L'Europe veut s'armer contre d'autres Erika

BRUXELLES Un an après le naufrage de l'Erika au large des côtes bretonnes, l'Union européenne a adopté cette semaine une stratégie pour éviter la répétition de telles catastrophes en banissant les navires poubelles de ses eaux.

`Finalement, nous sommes parvenus à un accord unanime´, a déclaré le ministre français des Transports, Jean-Claude Gayssot, qui avait fait de ce dossier une priorité. `Il s'agit là d'un moment à mon avis très important et très fort´.

Les Quinze, qui ont décidé de renforcer les contrôles sur les navires et de sanctionner les sociétés de classification négligentes, ont laissé une chance à l'Organisation maritime internationale (OMI) d'adopter une législation ambitieuse banissant à terme les navires à simple coque.

L'OMI, qui se réunit en assemblée générale en avril 2001, donnerait ainsi une dimension réellement mondiale à une législation qui traite un problème universel.

Mais en cas d'échec à l'OMI, ce qui n'est pas exclu étant donné l'opposition de la Norvège et du Japon qui, avec la Grèce, sont les trois premiers armements du monde, l'UE ira de l'avant seul avant juin 2001, appliquant la législation dans ses eaux.

Sur ce dossier, s'inspirant des mesures américaines, les ministres européens, de leur côté, se sont prononcés sur le train de propositions de la Commission dit "Erika I", du nom du pétrolier maltais qui, le 13 décembre 1999, a lâché 10.000 tonnes de fioul lourd sur les côtes bretonnes.

Trois types de mesures sont prévues:

Renforcement des contrôles dans les ports.

Les navires battant pavillon de complaisance et qui sont inférieurs aux normes (notamment ceux qui ont été immobilisés à deux reprises dans les derniers 36 mois) seront placés sur une liste noire et bannis des eaux communautaires.

Tous les bateaux à risque entrant dans les eaux européennes (pétroliers de plus de 15 ans et navires présentant un nombre de points trop élevé, ces points étant attribués en fonction de l'âge, du pavillon de complaisance et des immobilisations antérieures) seront contrôlés par des inspecteurs.

Supression des petroliers a simple coque.
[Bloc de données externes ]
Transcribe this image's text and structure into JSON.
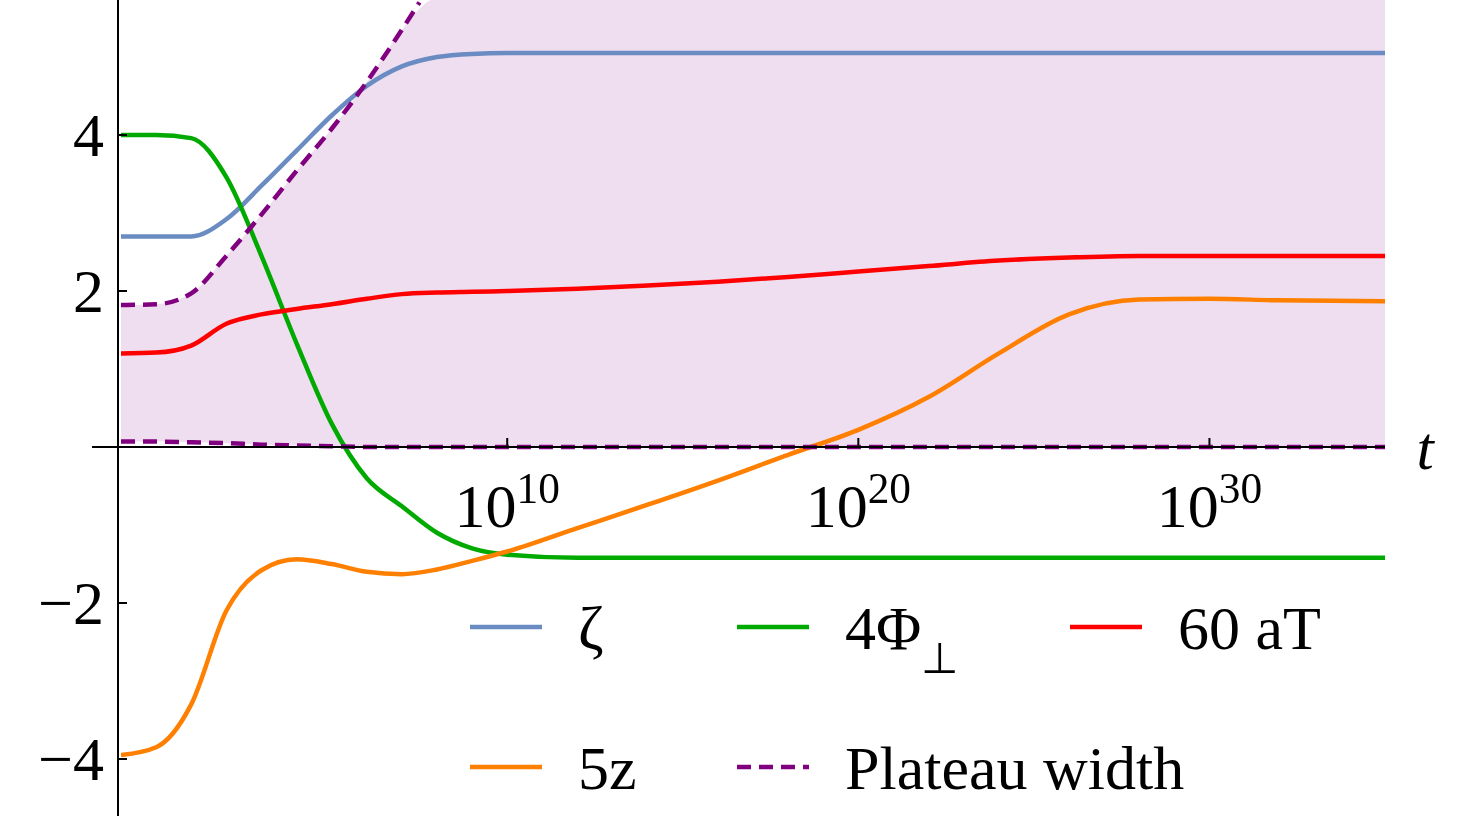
{
  "chart_data": {
    "type": "line",
    "xlabel": "t",
    "log": "x",
    "x": [
      0.1,
      1,
      10,
      100,
      1000,
      10000,
      100000,
      1000000,
      10000000,
      100000000,
      1000000000,
      10000000000.0,
      1000000000000.0,
      100000000000000.0,
      1e+16,
      1e+18,
      1e+20,
      1e+22,
      1e+24,
      1e+26,
      1e+28,
      1e+30,
      1e+32,
      1e+35
    ],
    "xlim": [
      0.1,
      1e+35
    ],
    "xticks": [
      {
        "value": 10000000000.0,
        "label": "10$^{10}$"
      },
      {
        "value": 1e+20,
        "label": "10$^{20}$"
      },
      {
        "value": 1e+30,
        "label": "10$^{30}$"
      }
    ],
    "ylim": [
      -4.75,
      5.75
    ],
    "yticks": [
      {
        "value": -4,
        "label": "−4"
      },
      {
        "value": -2,
        "label": "−2"
      },
      2,
      4
    ],
    "grid": false,
    "legend": "bottom right",
    "line_style": "solid",
    "marker": "none",
    "series": [
      {
        "name": "ζ",
        "color": "#6a8cc2",
        "values": [
          2.7,
          2.7,
          2.7,
          2.92,
          3.35,
          3.8,
          4.25,
          4.63,
          4.88,
          5.0,
          5.04,
          5.05,
          5.05,
          5.05,
          5.05,
          5.05,
          5.05,
          5.05,
          5.05,
          5.05,
          5.05,
          5.05,
          5.05,
          5.05
        ]
      },
      {
        "name": "4Φ$_{⊥}$",
        "color": "#00aa00",
        "values": [
          4.0,
          4.0,
          3.96,
          3.46,
          2.45,
          1.33,
          0.3,
          -0.4,
          -0.76,
          -1.1,
          -1.3,
          -1.38,
          -1.42,
          -1.42,
          -1.42,
          -1.42,
          -1.42,
          -1.42,
          -1.42,
          -1.42,
          -1.42,
          -1.42,
          -1.42,
          -1.42
        ]
      },
      {
        "name": "60 aT",
        "color": "#ff0000",
        "values": [
          1.2,
          1.21,
          1.3,
          1.58,
          1.7,
          1.77,
          1.83,
          1.9,
          1.96,
          1.98,
          1.99,
          2.0,
          2.03,
          2.07,
          2.12,
          2.18,
          2.25,
          2.32,
          2.39,
          2.43,
          2.45,
          2.45,
          2.45,
          2.45
        ]
      },
      {
        "name": "5z",
        "color": "#ff7f00",
        "values": [
          -3.95,
          -3.85,
          -3.3,
          -2.1,
          -1.58,
          -1.44,
          -1.5,
          -1.6,
          -1.63,
          -1.57,
          -1.46,
          -1.34,
          -1.04,
          -0.74,
          -0.43,
          -0.1,
          0.22,
          0.64,
          1.2,
          1.7,
          1.89,
          1.9,
          1.88,
          1.87
        ]
      },
      {
        "name": "Plateau width",
        "color": "#800080",
        "line_style": "dashed",
        "x": [
          0.1,
          1,
          10,
          100,
          1000,
          10000,
          100000,
          1000000,
          10000000,
          31622777
        ],
        "values": [
          1.82,
          1.83,
          1.97,
          2.45,
          2.98,
          3.54,
          4.08,
          4.68,
          5.35,
          5.7
        ]
      },
      {
        "color": "#800080",
        "line_style": "dashed",
        "values": [
          0.07,
          0.07,
          0.06,
          0.05,
          0.03,
          0.02,
          0.01,
          0,
          0,
          0,
          0,
          0,
          0,
          0,
          0,
          0,
          0,
          0,
          0,
          0,
          0,
          0,
          0,
          0
        ],
        "lower": [
          0.07,
          0.07,
          0.06,
          0.05,
          0.03,
          0.02,
          0.01,
          0,
          0,
          0,
          0,
          0,
          0,
          0,
          0,
          0,
          0,
          0,
          0,
          0,
          0,
          0,
          0,
          0
        ],
        "upper": [
          1.82,
          1.83,
          1.97,
          2.45,
          2.98,
          3.54,
          4.08,
          4.68,
          5.35,
          5.75,
          5.75,
          5.75,
          5.75,
          5.75,
          5.75,
          5.75,
          5.75,
          5.75,
          5.75,
          5.75,
          5.75,
          5.75,
          5.75,
          5.75
        ]
      }
    ]
  }
}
La supression des navires qui ne sont pas équipés d'une double coque sera étalée de 2003 à 2015 selon le tonnage, selon un calendrier similaire à celui adopté par les Etats-Unis.

Renforcement des règles sur les sociétés de classification. Ces entreprises, qui accordent les certificats de navigabilité à la place des administrations, répondent actuellement à des législations très diverses et il s'agit d'harmoniser les pratiques dans toute l'Union.

La proposition de la Commission vise par exemple à retirer les licences des mauvaises sociétés et à établir un système d'évaluation de leurs performances au niveau mondial.

La Commission a encore proposé d'immobiliser le navire en cas de conditions météorologiques extrêmes, ce qui serait une entrave à la liberté des mers déjà connue aux Etats-Unis.

Tous les navires de charge construits avant le 1er juillet 2002 faisant escale dans les ports de l'UE devraient être équipés d'une boîte noire dans cinq ans afin de faciliter les enquêtes après les accidents.

Des sanctions financières frapperaient les armateurs coupables de négligences graves et un fonds d'indemnisation des victimes financé par les entreprises achetant plus de 150.000 tonnes de brut par an serait créé.

Une agence européenne de sécurité maritime serait aussi mise sur pied afin de retirer aux Etats la responsabilité des contrôles, de manière à les rendre plus indépendants.